Say Alice owns two keypairs: ($Pub_1$, $Priv_1$) and ($Pub_2$, $Priv_2$).
The pair ($Pub_1$, $Priv_1$) is pretty mundane.
$Priv_2$ was intentionally created by Alice by concatenating $Priv_1$ and the word "banana" (and then she derived $Pub_2$ out of $Priv_2$ the usual way).
Bob knows the public keys.
In any asymmetric key algorithm, is it possible for Alice to prove that $Priv_2$ = $Priv_1$ + "banana"? — without revealing the private keys?
Let's say you use Curve25519, which has a well-known generator point $G$ which forms a cyclic group of size $\ell$. Valid scalars (private keys) are usually expressed as unsigned little-endian 32-byte sequences.
The ASCII bytes of $\texttt{banana}$ interpreted as a little-endian number is $107126708920674$.

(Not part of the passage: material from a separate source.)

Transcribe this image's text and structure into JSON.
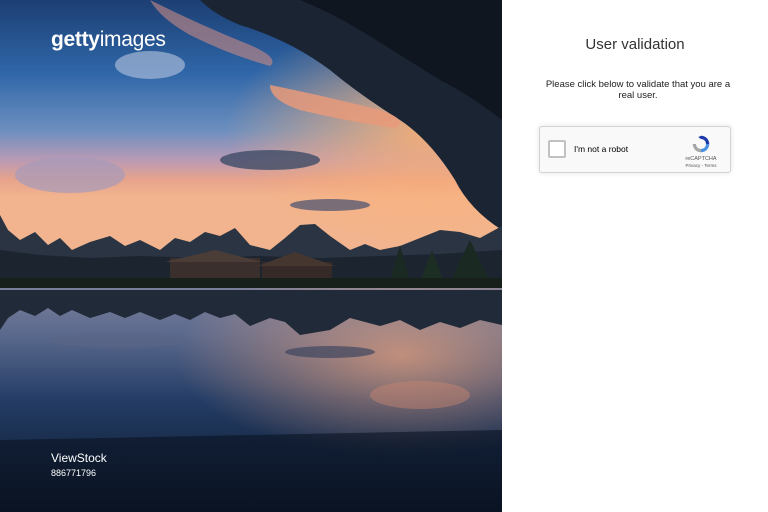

If you append the ASCII bytes of $\texttt{banana}$ to a 32-byte (256-bit) little-endian private key, what you are mathematically doing is adding $x$ where $x = 107126708920674 \cdot 2^{256}$. Because this private key will exceed the group size $\ell$, an elliptic curve library will only accept it as a private key after it has been reduced $mod\ \ell$.
Therefore the concatenation with $\texttt{banana}$ means you have $priv_2 = priv_1 + x\ mod\ \ell$.
Anyone can easily observe that $pub_2 == pub_1 + x \cdot G$, which could only have happened if you had either added $x$ to $priv_1$, or added $x + n \cdot \ell$ for some value of $n$.